Pour tester la pertinence des résultats obtenus chez la souris, nous avons recherché chez l’homme, post-mortem , l’existence de l’hétéromérisation DAR-NMDAR, par la technique PLA, sur des échantillons de noyau accumbens provenant d’individus ayant souffert d’une dépendance aux psychostimulants ou provenant de sujets n’ayant pas cette dépendance. Nous avons ainsi montré que les complexes DAR-NMDAR sont présents dans le cerveau humain et que, malgré une diminution de l’expression de D2R, les individus souffrant d’une dépendance aux psychostimulants présentent une proportion plus élevée de D2R formant des hétéromères avec NMDAR que des sujets témoins.

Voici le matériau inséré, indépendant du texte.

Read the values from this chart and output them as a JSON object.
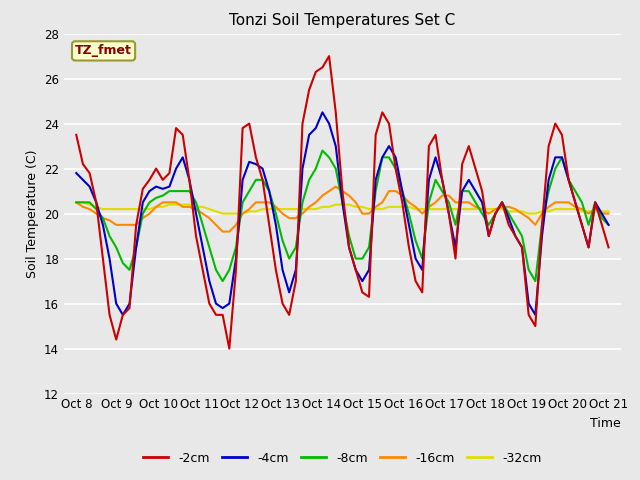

Cette étude a permis de progresser dans la compréhension des mécanismes neurobiologiques de l’addiction et souligne le potentiel thérapeutique d’un ciblage des hétéromères associant récepteurs de la dopamine et récepteurs NMDA du glutamate contre la dépendance à la cocaïne. Il conviendra de déterminer si ces hétéromères sont également impliqués dans les adaptations pathologiques induites par d’autres drogues, licites ou illicites, telles que la nicotine ou les opiacés. Par ailleurs, il semble également important de rechercher si l’inhibition de ces hétéromères pourrait atténuer certains symptômes associés à certaines maladies psychiatriques, telles que la dépression ou la schizophrénie.

Liens d’intérêt

Les auteurs déclarent n’avoir aucun lien d’intérêt concernant les données publiées dans cet article.

 
Remerciements

Nos travaux de recherche sont financés par les organismes suivants : CNRS, Inserm, INRAE, Sorbonne Université, université de Bordeaux, université Côte d’Azur, Agence nationale pour la recherche (ANR-15-CE16-001 ; ANR-18-CE37-0003-02 ; ANR-10-IDEX-03-02 ; ANR-16-CE16-0022), Fondation pour la recherche médicale (DPA20140629798 ; DEQ20180339159) et Institut de la recherche en santé publique (APP-addiction 2019).

 
Footnotes
1 Le renforcement désigne l’augmentation de la probabilité de répéter un comportement. Si l’exécution d’un comportement et sa répétition permettent d’obtenir une récompense induisant une sensation plaisante, comme c’est le cas lors de la consommation d’une substance addictive, on parle de renforcement positif. Si le comportement est répété parce qu’il permet d’échapper à une punition ou à une sensation déplaisante, il s’agit d’un renforcement négatif.